Q: Tenable recently launched Tenable.io, the industry's first cloud based vulnerability management platform. How does it build on what's already available in this space? What does it help your customers do, that they weren't able to do previously?
The modern enterprise environment is dynamic, borderless, and continuously changing. Employees bring personal devices to work and IT teams spin up virtual machines and services on-demand, creating microservices-based containers on the fly and decommissioning them just as fast. Chips are being embedded in every kind of device creating an explosion of connected IoT devices in the enterprise, from corporate conference systems to industrial control systems. Today's complex mix of compute platforms and environments represent today's modern attack surface, where the assets themselves and their associated vulnerabilities are constantly expanding, contracting and evolving like a living organism, creating gaps in overall system understanding, security coverage and resulting in exposure.
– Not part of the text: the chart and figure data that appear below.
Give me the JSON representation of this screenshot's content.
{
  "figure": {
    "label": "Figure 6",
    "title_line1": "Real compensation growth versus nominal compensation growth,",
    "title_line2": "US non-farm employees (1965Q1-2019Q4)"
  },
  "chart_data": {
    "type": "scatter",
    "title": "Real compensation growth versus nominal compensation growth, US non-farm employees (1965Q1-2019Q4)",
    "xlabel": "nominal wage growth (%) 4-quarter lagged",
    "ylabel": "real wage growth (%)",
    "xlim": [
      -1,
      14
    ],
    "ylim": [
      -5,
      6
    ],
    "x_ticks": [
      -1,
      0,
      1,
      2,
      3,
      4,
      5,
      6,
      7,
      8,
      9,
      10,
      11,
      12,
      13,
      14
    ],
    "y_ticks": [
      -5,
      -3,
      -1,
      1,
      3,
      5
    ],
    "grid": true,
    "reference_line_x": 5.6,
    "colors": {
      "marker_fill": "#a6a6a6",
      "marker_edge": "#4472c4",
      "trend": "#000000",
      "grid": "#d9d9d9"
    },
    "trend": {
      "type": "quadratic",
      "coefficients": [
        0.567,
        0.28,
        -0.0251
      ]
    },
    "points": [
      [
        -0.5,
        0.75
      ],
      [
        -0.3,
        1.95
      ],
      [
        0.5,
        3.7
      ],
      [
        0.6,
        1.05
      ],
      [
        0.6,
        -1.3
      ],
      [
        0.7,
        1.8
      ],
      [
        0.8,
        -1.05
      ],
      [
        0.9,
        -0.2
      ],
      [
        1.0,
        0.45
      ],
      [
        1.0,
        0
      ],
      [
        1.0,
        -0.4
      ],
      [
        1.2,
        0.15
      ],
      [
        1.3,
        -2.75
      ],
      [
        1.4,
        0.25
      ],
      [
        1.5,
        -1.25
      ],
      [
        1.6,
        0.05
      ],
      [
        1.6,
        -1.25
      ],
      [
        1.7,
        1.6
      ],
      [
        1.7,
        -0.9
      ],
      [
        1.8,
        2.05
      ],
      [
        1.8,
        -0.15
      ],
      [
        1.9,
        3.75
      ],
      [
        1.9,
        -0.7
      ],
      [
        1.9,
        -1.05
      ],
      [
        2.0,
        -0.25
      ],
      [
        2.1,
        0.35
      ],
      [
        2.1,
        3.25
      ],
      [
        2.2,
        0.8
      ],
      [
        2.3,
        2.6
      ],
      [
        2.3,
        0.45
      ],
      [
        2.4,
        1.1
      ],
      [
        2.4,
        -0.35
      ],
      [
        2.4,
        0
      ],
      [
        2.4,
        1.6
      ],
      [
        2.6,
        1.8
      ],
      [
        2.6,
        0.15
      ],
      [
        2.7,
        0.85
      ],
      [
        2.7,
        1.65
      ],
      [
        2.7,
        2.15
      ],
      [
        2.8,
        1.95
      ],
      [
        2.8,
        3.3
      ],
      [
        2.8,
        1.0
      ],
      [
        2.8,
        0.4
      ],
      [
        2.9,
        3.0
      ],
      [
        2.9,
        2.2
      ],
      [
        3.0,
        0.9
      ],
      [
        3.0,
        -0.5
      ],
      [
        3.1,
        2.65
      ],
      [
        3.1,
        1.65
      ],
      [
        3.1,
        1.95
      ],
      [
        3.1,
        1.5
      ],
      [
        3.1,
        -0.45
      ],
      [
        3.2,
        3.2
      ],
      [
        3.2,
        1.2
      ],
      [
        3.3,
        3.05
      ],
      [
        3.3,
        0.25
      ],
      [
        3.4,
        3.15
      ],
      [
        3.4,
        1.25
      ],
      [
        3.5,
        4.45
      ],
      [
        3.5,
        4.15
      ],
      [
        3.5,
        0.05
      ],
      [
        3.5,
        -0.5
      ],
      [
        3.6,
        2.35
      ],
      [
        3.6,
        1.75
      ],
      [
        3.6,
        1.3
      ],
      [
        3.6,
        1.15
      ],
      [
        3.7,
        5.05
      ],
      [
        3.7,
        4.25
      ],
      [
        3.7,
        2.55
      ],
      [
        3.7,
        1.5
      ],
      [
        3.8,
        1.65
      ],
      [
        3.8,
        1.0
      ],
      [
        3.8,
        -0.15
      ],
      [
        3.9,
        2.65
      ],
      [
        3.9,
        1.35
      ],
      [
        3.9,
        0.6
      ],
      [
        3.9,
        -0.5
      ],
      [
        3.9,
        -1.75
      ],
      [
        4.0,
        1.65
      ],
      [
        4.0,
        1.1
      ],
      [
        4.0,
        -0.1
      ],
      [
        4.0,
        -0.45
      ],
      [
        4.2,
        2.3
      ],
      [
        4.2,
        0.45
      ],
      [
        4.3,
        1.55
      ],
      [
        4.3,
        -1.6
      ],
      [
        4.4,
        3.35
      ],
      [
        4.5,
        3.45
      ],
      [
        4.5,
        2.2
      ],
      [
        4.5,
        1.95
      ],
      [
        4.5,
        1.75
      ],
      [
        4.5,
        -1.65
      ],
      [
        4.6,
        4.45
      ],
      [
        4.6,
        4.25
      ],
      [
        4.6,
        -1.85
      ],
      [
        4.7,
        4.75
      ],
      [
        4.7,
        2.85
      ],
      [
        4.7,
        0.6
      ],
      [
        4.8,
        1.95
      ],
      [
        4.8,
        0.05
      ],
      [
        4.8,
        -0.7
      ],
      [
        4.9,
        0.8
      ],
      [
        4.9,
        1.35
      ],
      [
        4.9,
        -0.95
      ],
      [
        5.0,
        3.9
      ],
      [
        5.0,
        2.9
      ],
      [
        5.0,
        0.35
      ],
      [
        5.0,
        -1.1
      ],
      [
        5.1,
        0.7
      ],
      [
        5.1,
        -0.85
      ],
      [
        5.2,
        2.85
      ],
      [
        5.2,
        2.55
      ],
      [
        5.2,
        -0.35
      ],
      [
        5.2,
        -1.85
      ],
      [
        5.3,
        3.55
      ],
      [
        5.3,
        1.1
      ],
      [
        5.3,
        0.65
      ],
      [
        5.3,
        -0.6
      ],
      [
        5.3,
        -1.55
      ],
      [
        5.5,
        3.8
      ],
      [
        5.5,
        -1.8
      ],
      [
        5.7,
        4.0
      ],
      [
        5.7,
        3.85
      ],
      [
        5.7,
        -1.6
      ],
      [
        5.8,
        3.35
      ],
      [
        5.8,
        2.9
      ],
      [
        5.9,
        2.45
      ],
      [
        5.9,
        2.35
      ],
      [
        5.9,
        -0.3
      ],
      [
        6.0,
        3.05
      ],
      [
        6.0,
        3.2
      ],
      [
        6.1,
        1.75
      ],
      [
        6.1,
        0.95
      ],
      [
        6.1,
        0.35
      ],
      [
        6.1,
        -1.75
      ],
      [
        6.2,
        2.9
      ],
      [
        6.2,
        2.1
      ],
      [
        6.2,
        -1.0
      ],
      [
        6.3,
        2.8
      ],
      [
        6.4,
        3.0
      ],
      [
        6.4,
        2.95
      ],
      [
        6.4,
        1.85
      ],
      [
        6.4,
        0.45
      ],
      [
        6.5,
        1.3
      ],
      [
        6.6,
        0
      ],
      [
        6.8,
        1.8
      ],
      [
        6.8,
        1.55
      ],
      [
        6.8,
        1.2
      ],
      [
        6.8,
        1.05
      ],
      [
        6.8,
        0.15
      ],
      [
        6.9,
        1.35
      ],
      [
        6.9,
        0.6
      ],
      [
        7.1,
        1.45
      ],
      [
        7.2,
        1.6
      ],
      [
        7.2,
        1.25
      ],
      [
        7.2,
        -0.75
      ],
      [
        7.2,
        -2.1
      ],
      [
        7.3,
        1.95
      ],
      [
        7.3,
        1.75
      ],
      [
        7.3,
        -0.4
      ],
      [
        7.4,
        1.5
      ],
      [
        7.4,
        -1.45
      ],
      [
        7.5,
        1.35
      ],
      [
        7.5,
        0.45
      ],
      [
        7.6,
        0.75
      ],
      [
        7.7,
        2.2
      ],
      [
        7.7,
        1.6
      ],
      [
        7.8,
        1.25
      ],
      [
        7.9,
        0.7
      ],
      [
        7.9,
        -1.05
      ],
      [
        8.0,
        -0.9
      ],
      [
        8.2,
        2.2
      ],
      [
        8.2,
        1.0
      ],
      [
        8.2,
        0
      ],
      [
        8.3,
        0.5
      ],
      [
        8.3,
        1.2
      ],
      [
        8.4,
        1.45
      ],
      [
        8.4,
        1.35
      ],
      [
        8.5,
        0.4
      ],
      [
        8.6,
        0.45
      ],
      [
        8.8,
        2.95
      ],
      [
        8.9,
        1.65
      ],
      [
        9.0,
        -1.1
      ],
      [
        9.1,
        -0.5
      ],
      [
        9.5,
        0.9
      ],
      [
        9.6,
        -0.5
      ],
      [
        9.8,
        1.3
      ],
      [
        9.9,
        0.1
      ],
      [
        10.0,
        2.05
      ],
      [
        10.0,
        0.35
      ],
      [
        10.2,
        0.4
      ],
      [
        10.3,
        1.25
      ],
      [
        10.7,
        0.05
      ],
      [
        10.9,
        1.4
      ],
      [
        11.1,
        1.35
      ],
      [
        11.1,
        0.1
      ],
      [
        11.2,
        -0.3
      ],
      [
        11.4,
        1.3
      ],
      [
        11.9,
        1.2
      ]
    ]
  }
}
Tenable.io builds on our heritage in vulnerability management to provide the visibility enterprises need to defend against today's modern elastic attack surface. Our recent additions to the Tenable.io platform including Container Security and Web Application Scanning are evolving the platform beyond traditional IT assets to keep pace with our customer's digital transformation evolution. With every release of Tenable.io we'll continue to deliver on our vision of empowering organizations of all sizes to understand and reduce their cybersecurity risk. We're really excited about what's coming, so stay tuned!
Q: What IT security trends and topics do you expect will dominate the conversation at Black Hat USA 2017, and why?
Black Hat is known for its underground culture and outlandish hacks that grab global media attention. There's no doubt this will still be a staple at this year's conference, but I think we are going to see back-to-basics topics like cyber hygiene take more of the center stage at Black Hat this year. It seems more exciting to talk about nation-state attacks and how to protect against the 'threat of the week', but the recent WannaCry global attack which exploited unpatched systems is a prime example of why basic, yet critical processes like patch management, are still critical issues for which we've yet to close the gap. It may not be sexy, but good cyber hygiene is core to the problem - and the solution.
I think IoT security will be another hot topic this year. Many say IoT is still a ways off from becoming reality, but the reality is that the future is here. By 2019 there will be 9.1 billion active IoT devices deployed in the enterprise, representing more than the smartphone and tablet markets combined. For the first time, concerns about IoT security ranked higher in ISACA's State of Cyber Security member survey than concerns about mobile device loss. All of these connected devices are part of the attack surface and the time to be discussing this critical issue is now.